Stradford grew up in three different homes, being with both his mother and his father in separate homes and sometimes staying with his great-grandmother. “My parents divorced when I was 7 years old, and ever since then I’ve been living in various family households,” he said. He spent time with various members, rotating between homes. “I would usually stay with my mother during the week, and go with my dad and stepmom on the weekends,” he said. “I would stay with my great-grandmother some weeks as well.”
When he graduated from eighth grade at Good Shepherd Academy in Irvington, it was time to pick a high school, and at first, Ibrahim wasn’t so eager to become a Gray Bee.“I didn’t want to come to Benedict’s initially; but after long conversations with my father, James Stradford ‘90, I strongly believed that it could benefit me and my future.”

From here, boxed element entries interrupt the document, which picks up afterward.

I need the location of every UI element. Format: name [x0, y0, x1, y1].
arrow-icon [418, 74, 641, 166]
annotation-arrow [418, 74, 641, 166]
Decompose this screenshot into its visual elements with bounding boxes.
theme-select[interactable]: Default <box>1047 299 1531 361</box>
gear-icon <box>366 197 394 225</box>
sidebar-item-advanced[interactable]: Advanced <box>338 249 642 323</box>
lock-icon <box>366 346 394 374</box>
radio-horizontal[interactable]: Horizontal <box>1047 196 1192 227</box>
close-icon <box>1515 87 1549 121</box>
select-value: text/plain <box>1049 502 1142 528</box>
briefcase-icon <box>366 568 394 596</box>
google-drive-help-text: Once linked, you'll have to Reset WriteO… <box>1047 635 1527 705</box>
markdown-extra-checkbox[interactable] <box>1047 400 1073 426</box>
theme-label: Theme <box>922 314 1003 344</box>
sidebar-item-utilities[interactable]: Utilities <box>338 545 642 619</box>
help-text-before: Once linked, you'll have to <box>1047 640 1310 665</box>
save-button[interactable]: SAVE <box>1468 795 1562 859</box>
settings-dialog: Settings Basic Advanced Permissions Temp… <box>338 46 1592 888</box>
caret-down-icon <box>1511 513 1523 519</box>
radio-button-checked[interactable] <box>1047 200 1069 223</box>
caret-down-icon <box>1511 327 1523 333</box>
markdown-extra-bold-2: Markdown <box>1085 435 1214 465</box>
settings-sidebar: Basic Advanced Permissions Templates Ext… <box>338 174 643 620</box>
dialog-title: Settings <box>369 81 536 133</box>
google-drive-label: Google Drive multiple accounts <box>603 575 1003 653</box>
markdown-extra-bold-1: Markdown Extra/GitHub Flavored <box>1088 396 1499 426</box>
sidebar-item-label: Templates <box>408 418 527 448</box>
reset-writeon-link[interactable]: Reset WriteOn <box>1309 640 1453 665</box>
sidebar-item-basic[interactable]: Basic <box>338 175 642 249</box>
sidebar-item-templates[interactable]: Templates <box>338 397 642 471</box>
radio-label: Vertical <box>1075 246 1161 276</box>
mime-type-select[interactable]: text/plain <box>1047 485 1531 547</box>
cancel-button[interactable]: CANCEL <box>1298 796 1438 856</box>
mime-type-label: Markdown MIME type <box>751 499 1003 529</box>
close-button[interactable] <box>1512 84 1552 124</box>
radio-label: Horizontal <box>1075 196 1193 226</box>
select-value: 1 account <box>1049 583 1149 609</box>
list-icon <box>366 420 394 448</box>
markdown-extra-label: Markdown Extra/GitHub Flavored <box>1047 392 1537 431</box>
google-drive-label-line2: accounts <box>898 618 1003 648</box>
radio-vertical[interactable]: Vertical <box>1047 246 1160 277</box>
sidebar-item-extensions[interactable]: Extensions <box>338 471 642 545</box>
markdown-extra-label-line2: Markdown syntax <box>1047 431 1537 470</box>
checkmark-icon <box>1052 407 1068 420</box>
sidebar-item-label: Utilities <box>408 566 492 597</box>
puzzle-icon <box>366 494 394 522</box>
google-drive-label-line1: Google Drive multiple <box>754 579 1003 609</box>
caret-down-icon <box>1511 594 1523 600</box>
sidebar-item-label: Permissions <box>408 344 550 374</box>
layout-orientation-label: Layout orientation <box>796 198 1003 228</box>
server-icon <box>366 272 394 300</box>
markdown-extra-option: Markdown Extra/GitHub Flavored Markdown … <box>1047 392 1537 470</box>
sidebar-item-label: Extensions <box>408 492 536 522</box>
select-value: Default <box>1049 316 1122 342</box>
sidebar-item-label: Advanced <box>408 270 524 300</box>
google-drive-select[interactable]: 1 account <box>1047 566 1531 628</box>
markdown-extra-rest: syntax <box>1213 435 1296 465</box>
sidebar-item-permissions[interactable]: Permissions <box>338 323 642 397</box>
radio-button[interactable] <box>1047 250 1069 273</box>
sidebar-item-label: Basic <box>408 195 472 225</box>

Ibrahim trusted his father’s recommendation, and decided to attend St. Benedict’s Prep his freshman year. In his first year at St. Benedict’s, Ibrahim struggled. At his middle school, he was used to getting A’s without studying, but that method didn’t work for his freshman year. He got his first C, and that made him realize he would have to put in more work to get the grades he wanted. As he acclimated to what would be required of him, he began to improve.
As he headed into senior year, Ibrahim developed leadership aspirations. His experience as a counselor (both transfer and freshman) and as backpacking instructor would qualify him, he believed. And he knew he simply had the desire to lead his Benedict’s brothers to success.

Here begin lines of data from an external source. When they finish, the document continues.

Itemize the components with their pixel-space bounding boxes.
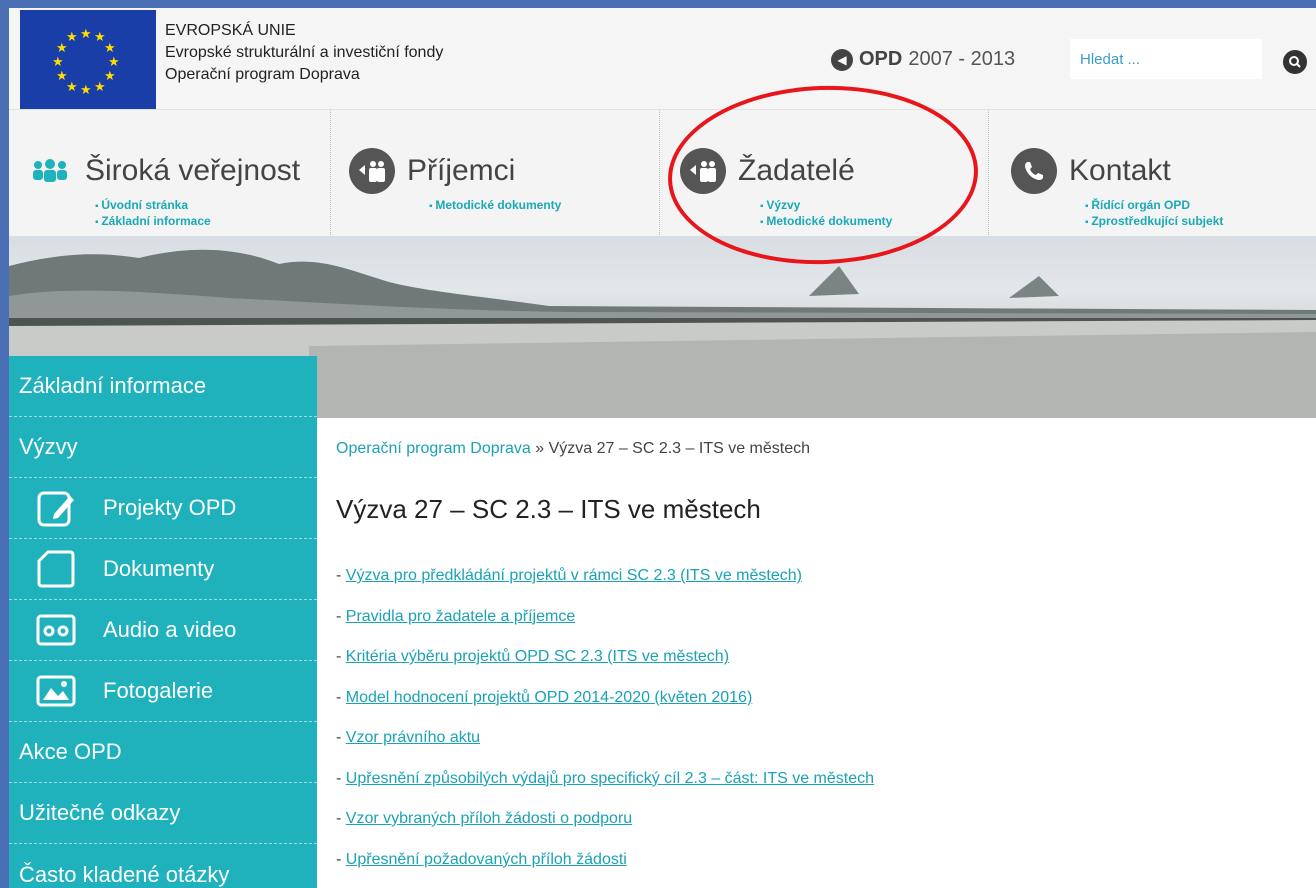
sidebar-item-label: Užitečné odkazy [19,800,181,825]
sidebar-item-documents[interactable]: Dokumenty [9,539,317,600]
document-link[interactable]: Upřesnění způsobilých výdajů pro specifi… [346,770,874,787]
nav-link-managing-authority[interactable]: Řídící orgán OPD [1085,198,1223,214]
document-link[interactable]: Model hodnocení projektů OPD 2014-2020 (… [346,689,752,706]
sidebar-item-label: Akce OPD [19,739,122,764]
sidebar-item-gallery[interactable]: Fotogalerie [9,661,317,722]
eu-line-2: Evropské strukturální a investiční fondy [165,44,444,61]
slide-frame-top [0,0,1316,8]
nav-link-home[interactable]: Úvodní stránka [95,198,211,214]
list-item: - Vzor právního aktu [336,729,481,746]
site-header: ★ ★ ★ ★ ★ ★ ★ ★ ★ ★ ★ ★ EVROPSKÁ UNIE Evropské … [9,8,1316,109]
list-item: - Vzor vybraných příloh žádosti o podpor… [336,810,633,827]
nav-section-recipients: Příjemci Metodické dokumenty [330,110,659,237]
list-item: - Model hodnocení projektů OPD 2014-2020… [336,688,753,706]
list-item: - Výzva pro předkládání projektů v rámci… [336,567,802,584]
breadcrumb-current: Výzva 27 – SC 2.3 – ITS ve městech [548,440,811,457]
nav-link-basic-info[interactable]: Základní informace [95,214,210,230]
svg-text:★: ★ [80,83,92,98]
opd-2007-2013-link[interactable]: ◀ OPD 2007 - 2013 [831,48,1015,71]
eu-line-1: EVROPSKÁ UNIE [165,22,296,39]
document-link[interactable]: Vzor právního aktu [346,729,480,746]
sidebar-item-label: Audio a video [103,617,237,642]
list-item: - Kritéria výběru projektů OPD SC 2.3 (I… [336,648,730,665]
svg-text:★: ★ [52,55,64,70]
nav-link-method-docs-recipients[interactable]: Metodické dokumenty [429,198,561,214]
search-input[interactable] [1070,39,1262,79]
breadcrumb-home-link[interactable]: Operační program Doprava [336,440,531,457]
page-title: Výzva 27 – SC 2.3 – ITS ve městech [336,494,761,524]
nav-title-public[interactable]: Široká veřejnost [85,154,300,188]
eu-line-3: Operační program Doprava [165,66,360,83]
sidebar-item-faq[interactable]: Často kladené otázky [9,844,317,888]
edit-document-icon [35,487,77,529]
list-item: - Upřesnění způsobilých výdajů pro speci… [336,769,875,787]
svg-text:★: ★ [108,55,120,70]
document-list: - Výzva pro předkládání projektů v rámci… [336,567,874,888]
document-link[interactable]: Kritéria výběru projektů OPD SC 2.3 (ITS… [346,648,729,665]
list-item: - Pravidla pro žadatele a příjemce [336,607,576,625]
sidebar-item-projects[interactable]: Projekty OPD [9,478,317,539]
svg-text:★: ★ [104,41,116,56]
sidebar-item-calls[interactable]: Výzvy [9,417,317,478]
slide-frame-left [0,0,9,888]
list-item: - Upřesnění požadovaných příloh žádosti [336,850,627,868]
svg-text:★: ★ [94,80,106,95]
sidebar-item-label: Dokumenty [103,556,215,581]
svg-text:★: ★ [80,27,92,42]
nav-section-public: Široká veřejnost Úvodní stránka Základní… [9,110,330,237]
eu-program-text: EVROPSKÁ UNIE Evropské strukturální a in… [165,20,443,86]
sidebar-item-events[interactable]: Akce OPD [9,722,317,783]
sidebar-item-audio-video[interactable]: Audio a video [9,600,317,661]
document-link[interactable]: Upřesnění požadovaných příloh žádosti [346,851,627,868]
sidebar-item-label: Výzvy [19,434,78,459]
breadcrumb: Operační program Doprava » Výzva 27 – SC… [336,440,810,458]
document-link[interactable]: Pravidla pro žadatele a příjemce [346,608,575,625]
main-nav: Široká veřejnost Úvodní stránka Základní… [9,109,1316,237]
sidebar-item-label: Základní informace [19,373,207,398]
opd-years: 2007 - 2013 [908,48,1016,70]
sidebar-item-basic-info[interactable]: Základní informace [9,356,317,417]
document-link[interactable]: Výzva pro předkládání projektů v rámci S… [346,567,802,584]
nav-title-recipients[interactable]: Příjemci [407,154,515,188]
search-icon[interactable] [1283,50,1307,74]
arrow-left-circle-icon: ◀ [831,48,853,71]
opd-prefix: OPD [859,48,903,70]
svg-text:★: ★ [66,80,78,95]
breadcrumb-separator: » [530,440,549,457]
svg-text:★: ★ [56,41,68,56]
document-icon [35,548,77,590]
people-arrow-icon [349,148,395,194]
nav-title-contact[interactable]: Kontakt [1069,154,1171,188]
svg-text:★: ★ [66,30,78,45]
cassette-icon [35,609,77,651]
phone-icon [1011,148,1057,194]
svg-text:★: ★ [104,69,116,84]
nav-link-intermediate-body[interactable]: Zprostředkující subjekt [1085,214,1223,230]
image-icon [35,670,77,712]
nav-section-contact: Kontakt Řídící orgán OPD Zprostředkující… [988,110,1316,237]
people-icon [27,148,73,194]
sidebar-item-label: Fotogalerie [103,678,214,703]
sidebar-item-label: Projekty OPD [103,495,237,520]
eu-flag-icon[interactable]: ★ ★ ★ ★ ★ ★ ★ ★ ★ ★ ★ ★ [20,10,156,109]
sidebar-item-label: Často kladené otázky [19,861,230,887]
sidebar-item-useful-links[interactable]: Užitečné odkazy [9,783,317,844]
sidebar: Základní informace Výzvy Projekty OPD Do… [9,356,317,888]
document-link[interactable]: Vzor vybraných příloh žádosti o podporu [346,810,632,827]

Ibrahim’s father also had an impact on his decision. “My father was Maroon Section Leader here as well and he explained to me how leadership helped him and how it would help me,” he said. Ibrahim decided to take on the challenge of leadership, realizing that it would probably put him in situations that would force him out of his comfort zone.

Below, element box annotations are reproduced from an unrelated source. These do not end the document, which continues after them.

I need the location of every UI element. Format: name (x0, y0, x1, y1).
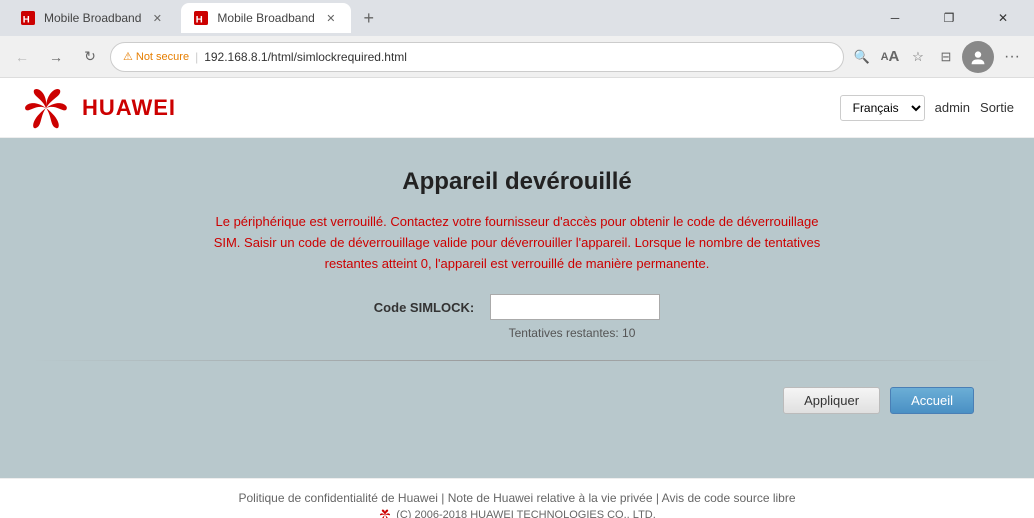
footer-links: Politique de confidentialité de Huawei |… (12, 491, 1022, 505)
svg-text:H: H (196, 14, 203, 25)
security-label: Not secure (136, 51, 189, 63)
new-tab-button[interactable]: + (355, 4, 383, 32)
title-bar: H Mobile Broadband ✕ H Mobile Broadband … (0, 0, 1034, 36)
attempts-value: 10 (622, 326, 635, 340)
huawei-logo-icon (20, 86, 72, 130)
page-content: HUAWEI Français English Deutsch admin So… (0, 78, 1034, 518)
logout-button[interactable]: Sortie (980, 100, 1014, 115)
collections-icon[interactable]: ⊟ (934, 45, 958, 69)
huawei-brand-text: HUAWEI (82, 95, 176, 121)
more-button[interactable]: ··· (998, 43, 1026, 71)
privacy-policy-link[interactable]: Politique de confidentialité de Huawei (238, 491, 437, 505)
back-button[interactable]: ← (8, 43, 36, 71)
minimize-button[interactable]: ─ (872, 3, 918, 33)
page-title: Appareil devérouillé (30, 158, 1004, 196)
address-bar: ← → ↻ ⚠ Not secure | 192.168.8.1/html/si… (0, 36, 1034, 78)
security-warning: ⚠ Not secure (123, 50, 189, 63)
divider (30, 360, 1004, 361)
button-row: Appliquer Accueil (30, 377, 1004, 424)
language-selector[interactable]: Français English Deutsch (840, 95, 925, 121)
tab-1[interactable]: H Mobile Broadband ✕ (8, 3, 177, 33)
simlock-input-row: Code SIMLOCK: (374, 294, 660, 320)
attempts-label: Tentatives restantes: (509, 326, 622, 340)
forward-button[interactable]: → (42, 43, 70, 71)
footer-copyright: (C) 2006-2018 HUAWEI TECHNOLOGIES CO., L… (12, 509, 1022, 518)
simlock-form: Code SIMLOCK: Tentatives restantes: 10 (30, 294, 1004, 340)
huawei-logo: HUAWEI (20, 86, 176, 130)
simlock-label: Code SIMLOCK: (374, 300, 474, 315)
svg-text:H: H (23, 14, 30, 25)
tab-2-close[interactable]: ✕ (323, 10, 339, 26)
tab-1-close[interactable]: ✕ (149, 10, 165, 26)
simlock-input[interactable] (490, 294, 660, 320)
refresh-button[interactable]: ↻ (76, 43, 104, 71)
read-mode-icon[interactable]: AA (878, 45, 902, 69)
home-button[interactable]: Accueil (890, 387, 974, 414)
copyright-text: (C) 2006-2018 HUAWEI TECHNOLOGIES CO., L… (396, 509, 656, 518)
tab-1-favicon: H (20, 10, 36, 26)
page-footer: Politique de confidentialité de Huawei |… (0, 478, 1034, 518)
tab-2[interactable]: H Mobile Broadband ✕ (181, 3, 350, 33)
warning-icon: ⚠ (123, 50, 133, 63)
restore-button[interactable]: ❐ (926, 3, 972, 33)
tab-1-title: Mobile Broadband (44, 11, 141, 25)
privacy-note-link[interactable]: Note de Huawei relative à la vie privée (448, 491, 653, 505)
header-username: admin (935, 100, 970, 115)
footer-huawei-icon (378, 509, 392, 518)
close-button[interactable]: ✕ (980, 3, 1026, 33)
address-field[interactable]: ⚠ Not secure | 192.168.8.1/html/simlockr… (110, 42, 844, 72)
apply-button[interactable]: Appliquer (783, 387, 880, 414)
tab-2-favicon: H (193, 10, 209, 26)
search-icon[interactable]: 🔍 (850, 45, 874, 69)
huawei-header: HUAWEI Français English Deutsch admin So… (0, 78, 1034, 138)
tab-2-title: Mobile Broadband (217, 11, 314, 25)
open-source-link[interactable]: Avis de code source libre (662, 491, 796, 505)
browser-frame: H Mobile Broadband ✕ H Mobile Broadband … (0, 0, 1034, 518)
profile-button[interactable] (962, 41, 994, 73)
toolbar-icons: 🔍 AA ☆ ⊟ ··· (850, 41, 1026, 73)
address-text: 192.168.8.1/html/simlockrequired.html (204, 50, 407, 64)
main-content-area: Appareil devérouillé Le périphérique est… (0, 138, 1034, 478)
header-right: Français English Deutsch admin Sortie (840, 95, 1014, 121)
warning-message: Le périphérique est verrouillé. Contacte… (207, 212, 827, 274)
attempts-row: Tentatives restantes: 10 (509, 326, 636, 340)
window-controls: ─ ❐ ✕ (872, 3, 1026, 33)
favorites-icon[interactable]: ☆ (906, 45, 930, 69)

“Leadership is a service and I was ready to sacrifice my wants for what our community needed,” Ibrahim said. “If you know me, you know that I am a laid back guy, so being a section leader was not necessarily ‘comfortable’ for me at first. But, as a leader, I had to step out of my comfort zone because that was what the community needed.”
When Ibrahim became the Maroon Section Leader for the Class of 2020, he was excited, but the position has not come without its difficulties. One those difficulties is the stress of the responsibilities placed upon Ibrahim, on top of keeping up with his own work.
“Oftentimes, I would allow my emotions to get the best of me and determine how the rest of my day would go,” he said. “As the year progressed, I’ve improved that weakness. As a leader, you shouldn’t let your emotions determine your behavior and actions because that is a bad example to show your followers. There were some mornings when my section would not cooperate, and I would just let it be because I was frustrated with our behavior. But, as a leader, you have to learn to put your feelings aside for the sake of your community.”
Ibrahim believes that his most important leadership quality is humility. A title of leadership does not put him above anyone, he said. “The ability to carry yourself as a leader and not think you are on a higher tier than your followers is essential to being an effective, respectable leader,” he said. “Leadership, in my eyes, is a responsibility to improve your followers while improving yourself.”
Ibrahim will be attending the University of Delaware where he will study psychology. He will carry his Benedict’s experience with him.
“Benedict’s has given me a plethora of opportunities and has comforted me with a brotherhood and culture that no other high school in the world would have,” Ibrahim said. Many of the people that I’ve encountered through my years here are now family and will be my lifelong brothers.”